La globalización realmente existente es profundamente asimétrica y ha mantenido
o ampliado las diferencias entre países, regiones y clase sociales.
El capitalismo de
los "países desarrollados", que tantas veces ha sido presentado como
un modelo a imitar, por haber alcanzado altos niveles de prosperidad,
eficiencia y encarnar las buenas prácticas económicas… este capitalismo se ha
sostenido y todavía se sostiene en una relación profundamente desigual con la
periferia.
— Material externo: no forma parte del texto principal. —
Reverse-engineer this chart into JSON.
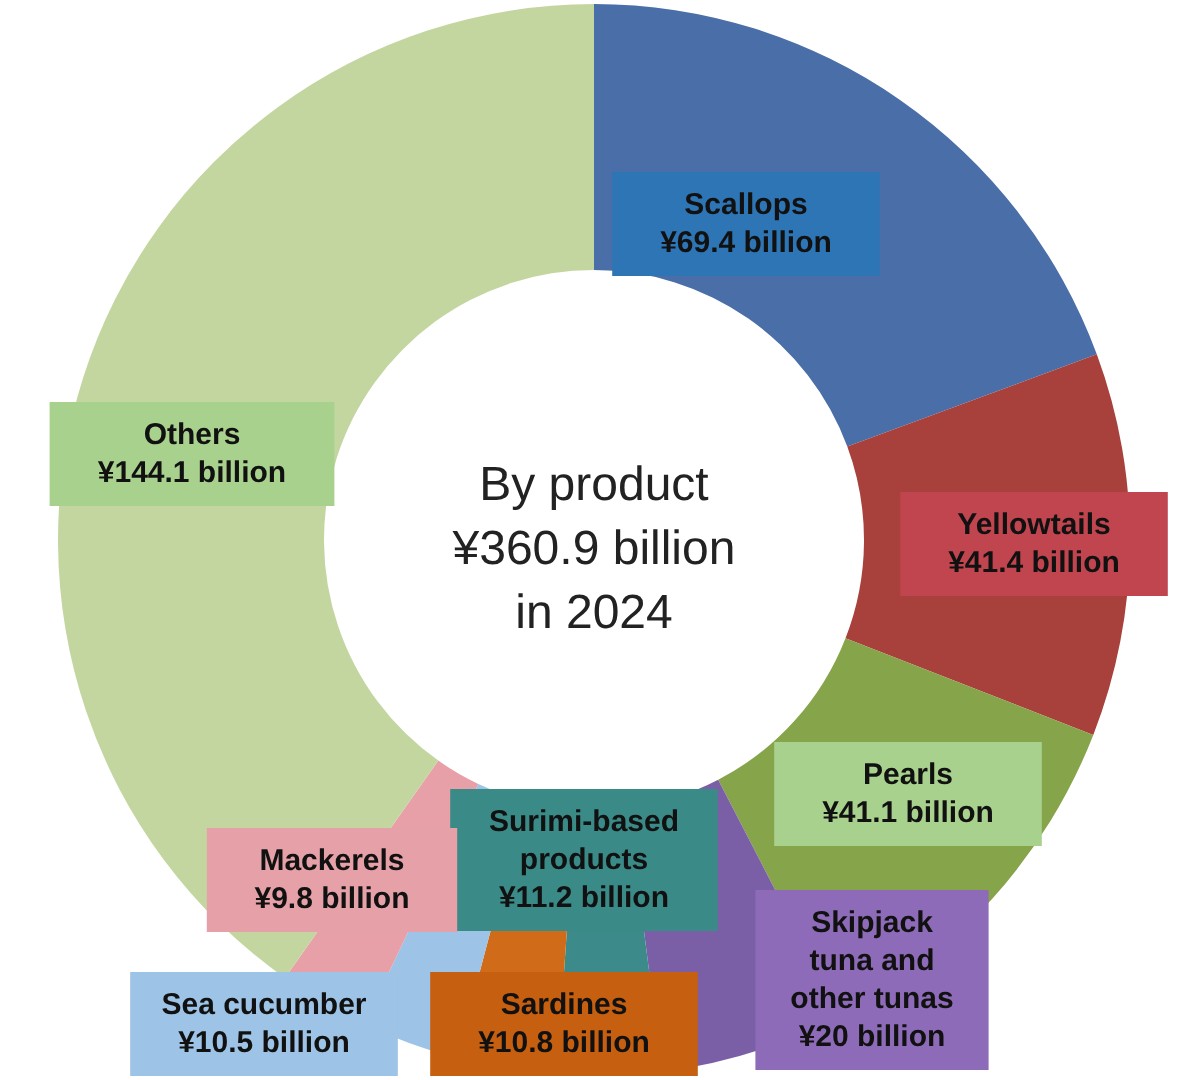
{
  "chart_data": {
    "type": "donut",
    "title": "By product\n¥360.9 billion\nin 2024",
    "categories": [
      "Scallops",
      "Yellowtails",
      "Pearls",
      "Skipjack tuna and other tunas",
      "Surimi-based products",
      "Sardines",
      "Sea cucumber",
      "Mackerels",
      "Others"
    ],
    "values": [
      69.4,
      41.4,
      41.1,
      20,
      11.2,
      10.8,
      10.5,
      9.8,
      144.1
    ],
    "value_labels": [
      "¥69.4 billion",
      "¥41.4 billion",
      "¥41.1 billion",
      "¥20 billion",
      "¥11.2 billion",
      "¥10.8 billion",
      "¥10.5 billion",
      "¥9.8 billion",
      "¥144.1 billion"
    ],
    "colors": [
      "#4a6ea8",
      "#a8413c",
      "#86a44a",
      "#7a5fa6",
      "#3c8a8a",
      "#d06b1a",
      "#9dc3e6",
      "#e8a0a8",
      "#c4d6a0"
    ]
  }
}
En este sentido, los países pobres han visto cómo sus materias
primas y recursos han sido sistemáticamente esquilmados; se han convertido en
un vertedero donde se deposita la basura generada por nuestros sistemas
productivos y patrones de consumo; su fuerza de trabajo ha sido utilizada por
las empresas transnacionales en condiciones de semiesclavitud; han padecido una
relación de precios entre sus exportaciones e importaciones claramente
desfavorable; y en sus territorios los bancos han realizado formidables
negocios a cuenta de la deuda externa, que han pagado varias veces. Todo ello
ha supuesto una sistemática e ingente transferencia de renta y riqueza que,
además de beneficiar a las elites, ha financiado nuestro crecimiento económico.
Luchar con decisión
contra la enfermedad llamada pobreza significa cuestionar un modelo económico
agotado e insostenible, unas estructuras oligárquicas, unas instituciones
ineficientes y capturadas por los poderosos, y unas políticas que sólo a ellos benefician.